Actually, this grand effect derives from the dynamic possibilities of the material, which the producers of the film had the good sense to handle truthfully and artlessly. Asia, if not the darkest of the continents, is the greatest and the richest in mysterious meaning. These Frenchmen, traveling from Beirut to Pekin approximately along the route of Marco Polo, proceeds in business-like fashion, using powerful trucks with caterpillar treads in the rear, and yet they were ever sensitive to the appeal of the old and the unknown about them. There are moving shots of Oriental luxury and squalor as seen in Bagdad; then, as we penetrate deeper, there are wild, frenzied dances of the nomadic tribesmen; the ruined palace of the mighty Queen Zenobia; gaunt, starving Mongolians. The picture ends with a glimpse of voluptuous Indo-China, splendid brown bodies gliding across the views.
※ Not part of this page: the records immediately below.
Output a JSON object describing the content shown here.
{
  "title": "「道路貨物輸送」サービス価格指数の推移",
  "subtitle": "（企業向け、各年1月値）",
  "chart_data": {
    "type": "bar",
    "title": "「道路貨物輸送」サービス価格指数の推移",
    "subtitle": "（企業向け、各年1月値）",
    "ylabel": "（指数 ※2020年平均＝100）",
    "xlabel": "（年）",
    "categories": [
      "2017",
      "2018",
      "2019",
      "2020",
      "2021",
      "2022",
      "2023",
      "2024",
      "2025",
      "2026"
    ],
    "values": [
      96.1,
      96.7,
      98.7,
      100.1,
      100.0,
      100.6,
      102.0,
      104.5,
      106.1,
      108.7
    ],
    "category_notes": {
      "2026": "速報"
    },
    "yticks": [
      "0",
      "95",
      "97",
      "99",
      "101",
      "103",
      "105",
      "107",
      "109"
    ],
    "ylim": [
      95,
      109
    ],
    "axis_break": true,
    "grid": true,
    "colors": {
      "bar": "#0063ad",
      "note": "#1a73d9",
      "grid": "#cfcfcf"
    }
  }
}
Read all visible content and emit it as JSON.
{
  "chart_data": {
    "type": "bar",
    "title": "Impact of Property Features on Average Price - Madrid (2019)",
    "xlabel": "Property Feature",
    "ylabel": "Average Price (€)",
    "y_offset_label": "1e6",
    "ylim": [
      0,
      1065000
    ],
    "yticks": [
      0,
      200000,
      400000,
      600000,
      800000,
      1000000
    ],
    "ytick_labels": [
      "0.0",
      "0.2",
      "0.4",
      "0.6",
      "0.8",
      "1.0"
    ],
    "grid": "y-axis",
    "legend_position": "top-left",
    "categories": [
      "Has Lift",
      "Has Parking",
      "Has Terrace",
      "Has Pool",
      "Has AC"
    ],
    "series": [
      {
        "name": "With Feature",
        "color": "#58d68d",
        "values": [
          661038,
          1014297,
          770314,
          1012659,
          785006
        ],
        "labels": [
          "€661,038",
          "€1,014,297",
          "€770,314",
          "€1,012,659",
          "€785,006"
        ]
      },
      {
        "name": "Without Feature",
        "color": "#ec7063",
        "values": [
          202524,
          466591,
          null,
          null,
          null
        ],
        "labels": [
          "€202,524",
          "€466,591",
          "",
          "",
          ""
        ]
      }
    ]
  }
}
The most exciting scenes of all, however, are the result of a disappointment and a last minute change of plans. After full permission had been granted, the Soviet government decided nevertheless to prohibit the expedition's passing through Russia, and so it became necessary to cross the Himalayas. The trucks crept painfully over the narrow icy passes, and the photographers produced their masterpieces. The edge of the road would crumble into the valley below, and for agonizing seconds a truck would lurch and then hold. Sometimes the risk was too great, and there was no way through except by means of the infinitely wearisome process of pulling the cars apart and carrying them piece by piece across the apparent impasse.